Huysmans nous raconte les déboires amoureux de deux grisettes, Céline et Désirée, employées dans un atelier de brochure. Autant la première, ainée de la fratrie, est dévergondée, autant sa puînée veille à rester sage jusqu'à son mariage. Céline multiplie les liaisons, avec une préférence pour les mâles experts en bricole et torgnoles, cependant que la prude Désirée flirte gentiment avec le fade Auguste (à qui on conseille de ne pas "rester dans la salle d'attente puisque les guichets doivent rester fermés").

L'intrigue est bien plate que le style de l'écrivain tente de transcender, en vain. Huysmans a beau inoculer une copieuse dose de vérisme dans son historiette, il se fourvoie : rien ne fonctionne véritablement.
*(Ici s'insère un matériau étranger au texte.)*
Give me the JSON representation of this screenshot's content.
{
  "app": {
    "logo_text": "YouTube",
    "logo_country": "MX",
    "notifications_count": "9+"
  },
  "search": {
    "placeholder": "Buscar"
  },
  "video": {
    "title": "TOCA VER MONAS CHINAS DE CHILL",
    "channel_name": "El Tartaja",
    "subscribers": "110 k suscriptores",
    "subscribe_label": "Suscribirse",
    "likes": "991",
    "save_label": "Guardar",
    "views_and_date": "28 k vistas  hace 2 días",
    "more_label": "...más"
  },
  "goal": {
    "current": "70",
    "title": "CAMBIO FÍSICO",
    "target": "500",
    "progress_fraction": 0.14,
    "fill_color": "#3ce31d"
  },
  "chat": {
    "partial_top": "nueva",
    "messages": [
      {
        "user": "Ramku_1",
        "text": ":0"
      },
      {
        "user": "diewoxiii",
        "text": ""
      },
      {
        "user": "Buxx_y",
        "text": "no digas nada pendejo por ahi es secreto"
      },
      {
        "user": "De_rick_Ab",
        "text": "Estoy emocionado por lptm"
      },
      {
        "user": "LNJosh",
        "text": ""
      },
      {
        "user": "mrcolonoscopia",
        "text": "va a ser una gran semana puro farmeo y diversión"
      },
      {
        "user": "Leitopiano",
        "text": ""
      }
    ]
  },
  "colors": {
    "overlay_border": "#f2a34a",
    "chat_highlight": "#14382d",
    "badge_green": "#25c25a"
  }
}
Trop de digressions (brillantes, évidemment), un populisme bavard qui abuse de l'argot du pavé parisien et une syntaxe fracturée (mélange de vulgarités assumées et de maniérismes qui, contrairement à ce qui nous a fait adorer Marthe, sonnent creux)...
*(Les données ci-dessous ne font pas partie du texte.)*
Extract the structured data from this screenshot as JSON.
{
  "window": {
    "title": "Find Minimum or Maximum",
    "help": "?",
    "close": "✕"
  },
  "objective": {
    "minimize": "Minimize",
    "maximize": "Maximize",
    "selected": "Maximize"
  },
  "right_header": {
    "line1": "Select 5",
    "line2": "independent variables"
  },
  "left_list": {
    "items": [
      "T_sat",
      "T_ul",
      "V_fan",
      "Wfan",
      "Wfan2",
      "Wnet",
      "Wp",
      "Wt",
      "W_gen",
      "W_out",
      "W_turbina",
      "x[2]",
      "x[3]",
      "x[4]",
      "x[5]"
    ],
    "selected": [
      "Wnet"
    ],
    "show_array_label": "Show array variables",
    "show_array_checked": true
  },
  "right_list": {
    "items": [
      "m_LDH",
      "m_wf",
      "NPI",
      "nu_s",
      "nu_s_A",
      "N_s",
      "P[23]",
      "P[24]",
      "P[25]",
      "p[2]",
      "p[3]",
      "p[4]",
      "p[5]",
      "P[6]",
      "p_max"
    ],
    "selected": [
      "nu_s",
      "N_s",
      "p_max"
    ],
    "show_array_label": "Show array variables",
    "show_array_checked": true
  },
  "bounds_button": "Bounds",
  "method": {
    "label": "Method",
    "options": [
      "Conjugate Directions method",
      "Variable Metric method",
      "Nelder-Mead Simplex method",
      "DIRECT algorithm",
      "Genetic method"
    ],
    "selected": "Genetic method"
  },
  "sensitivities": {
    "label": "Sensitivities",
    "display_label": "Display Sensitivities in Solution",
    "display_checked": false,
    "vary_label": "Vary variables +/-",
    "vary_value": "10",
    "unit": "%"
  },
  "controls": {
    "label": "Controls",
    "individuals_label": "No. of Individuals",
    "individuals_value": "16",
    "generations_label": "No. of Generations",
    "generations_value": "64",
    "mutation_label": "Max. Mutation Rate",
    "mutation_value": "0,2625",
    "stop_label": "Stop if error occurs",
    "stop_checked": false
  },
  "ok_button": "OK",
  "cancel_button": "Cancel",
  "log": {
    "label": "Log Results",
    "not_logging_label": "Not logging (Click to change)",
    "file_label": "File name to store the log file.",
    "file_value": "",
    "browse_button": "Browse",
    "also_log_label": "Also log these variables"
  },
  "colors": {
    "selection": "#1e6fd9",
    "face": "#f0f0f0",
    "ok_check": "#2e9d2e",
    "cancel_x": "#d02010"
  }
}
Bien entendu, on se réjouira de la constante méchanceté de l'auteur et on ne rechignera pas devant les nombreuses fusées de génie qui parsèment l'ouvrage mais elles ne suffisent pas à le rendre aimable. le récit se traîne en longueur et les morceaux de bravoure sentent par trop son bateleur. Ainsi quand les deux frangines forcées à la chambre par un mauvais rhume observent par désoeuvrement le chemin de fer voisin. Leur attention se fixe alors "sur une machine en panne" et elles regardent "le monstrueux outillage de ses roues, le remuement d'abord silencieux et doux des pistons entrant dans les cylindres, puis leurs efforts multipliés, leurs va-et-vient rapides, toute l'effroyable mêlée de ces bielles et de ces tiges ; (...) les éclairs de la boîte à feu, les dégorgements des robinets de vidange et de purge", elles écoutent "le hoquet de la locomotive qui se met en marche, le sifflement saccadé de ses jets, ses cris stridulés, ses ahans rauques." le procédé grossier ("elles ne pensent qu'à ça...") surprend chez le raffiné Huysmans.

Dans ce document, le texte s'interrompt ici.